Looking at ProviderRepository.java:
private void shutdownProvider(FeatureProvider provider) {
taskExecutor.submit(() -> {
try {
provider.shutdown();
} catch (Exception e) {
log.error("Exception when shutting down feature provider {}",
provider.getClass().getName(), e);
}
});
}
public void shutdown() {
Stream.concat(Stream.of(this.defaultStateManger.get()), this.stateManagers.values().stream())
.distinct()
.forEach(this::shutdownProvider);
this.stateManagers.clear();
taskExecutor.shutdown();
}The provider shutdown is submitted to a thread executor but never awaited. By comparison, EventSupport.shutdown() was updated to include awaitTermination(), but ProviderRepository wasn't.
Proposed Fix:
Add awaitTermination() to ProviderRepository.shutdown() similar to what was done for EventSupport:
public void shutdown() {
// ... shutdown providers currently in stateManagers.values()
taskExecutor.shutdown();
try {
if (!taskExecutor.awaitTermination(3, TimeUnit.SECONDS)) {
log.warn("Provider shutdown did not complete within timeout");
taskExecutor.shutdownNow();
}
} catch (InterruptedException e) {
taskExecutor.shutdownNow();
Thread.currentThread().interrupt();
}
}Open questions/Problems that needs to be handled:
- We likely still want to shutdown the providers in parallell.

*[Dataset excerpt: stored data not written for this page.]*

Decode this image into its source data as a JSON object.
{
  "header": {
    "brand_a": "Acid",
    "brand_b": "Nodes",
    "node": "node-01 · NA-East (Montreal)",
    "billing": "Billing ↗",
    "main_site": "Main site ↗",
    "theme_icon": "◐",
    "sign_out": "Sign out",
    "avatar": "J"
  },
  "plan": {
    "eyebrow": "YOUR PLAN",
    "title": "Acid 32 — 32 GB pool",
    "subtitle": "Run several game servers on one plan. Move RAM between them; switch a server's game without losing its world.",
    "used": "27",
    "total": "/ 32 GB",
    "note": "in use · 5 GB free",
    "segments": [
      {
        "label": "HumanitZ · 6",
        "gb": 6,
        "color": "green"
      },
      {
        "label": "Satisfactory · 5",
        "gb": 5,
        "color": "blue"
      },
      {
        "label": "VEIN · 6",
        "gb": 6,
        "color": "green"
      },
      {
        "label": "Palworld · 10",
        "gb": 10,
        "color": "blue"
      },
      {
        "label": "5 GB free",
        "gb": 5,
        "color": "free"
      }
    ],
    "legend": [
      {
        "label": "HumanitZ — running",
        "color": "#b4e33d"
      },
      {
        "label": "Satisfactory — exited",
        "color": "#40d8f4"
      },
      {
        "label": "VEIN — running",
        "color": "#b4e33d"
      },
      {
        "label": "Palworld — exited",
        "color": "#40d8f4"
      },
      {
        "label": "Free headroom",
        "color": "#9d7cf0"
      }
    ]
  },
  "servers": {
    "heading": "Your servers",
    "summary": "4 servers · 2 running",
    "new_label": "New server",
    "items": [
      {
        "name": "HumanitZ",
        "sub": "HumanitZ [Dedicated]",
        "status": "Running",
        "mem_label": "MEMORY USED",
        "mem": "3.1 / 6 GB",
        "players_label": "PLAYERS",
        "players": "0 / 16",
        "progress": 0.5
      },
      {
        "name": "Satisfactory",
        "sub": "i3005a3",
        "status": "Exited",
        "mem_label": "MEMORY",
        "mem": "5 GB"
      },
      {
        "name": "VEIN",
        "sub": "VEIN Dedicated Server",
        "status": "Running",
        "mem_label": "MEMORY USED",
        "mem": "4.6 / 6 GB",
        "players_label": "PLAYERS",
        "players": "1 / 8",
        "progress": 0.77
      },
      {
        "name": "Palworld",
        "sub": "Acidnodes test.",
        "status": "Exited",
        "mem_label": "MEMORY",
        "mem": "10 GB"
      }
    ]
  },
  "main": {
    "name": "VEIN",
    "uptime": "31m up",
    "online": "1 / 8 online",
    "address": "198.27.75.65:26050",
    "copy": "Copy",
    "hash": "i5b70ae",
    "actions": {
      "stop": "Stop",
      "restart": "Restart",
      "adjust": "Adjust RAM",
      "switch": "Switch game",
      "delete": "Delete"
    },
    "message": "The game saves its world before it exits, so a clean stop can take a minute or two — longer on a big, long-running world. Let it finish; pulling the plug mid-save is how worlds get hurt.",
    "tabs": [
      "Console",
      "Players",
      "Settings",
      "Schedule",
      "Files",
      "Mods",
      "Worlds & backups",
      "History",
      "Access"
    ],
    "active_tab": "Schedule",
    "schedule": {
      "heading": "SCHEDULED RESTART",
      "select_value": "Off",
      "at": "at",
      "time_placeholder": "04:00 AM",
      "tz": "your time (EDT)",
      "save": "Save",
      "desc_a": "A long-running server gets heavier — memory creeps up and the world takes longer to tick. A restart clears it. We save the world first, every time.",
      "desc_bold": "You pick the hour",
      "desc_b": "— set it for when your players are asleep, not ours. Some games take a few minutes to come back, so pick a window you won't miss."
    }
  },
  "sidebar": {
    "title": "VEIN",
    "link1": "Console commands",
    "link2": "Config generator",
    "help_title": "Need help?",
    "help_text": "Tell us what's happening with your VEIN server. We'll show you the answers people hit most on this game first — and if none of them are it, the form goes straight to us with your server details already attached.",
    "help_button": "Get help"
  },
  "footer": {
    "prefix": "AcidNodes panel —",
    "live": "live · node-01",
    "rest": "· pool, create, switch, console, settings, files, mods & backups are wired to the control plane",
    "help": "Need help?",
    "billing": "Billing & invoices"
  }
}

- We might get undefined behaviour when adding providers to the sdk while the shutdown is in progress (the newly added provider might get shutdown too, or it might not get shutdown. We use concurrent data structures without locks here) -- This should already be a problem but it awaiting provider shutdowns might increase the risk for a race.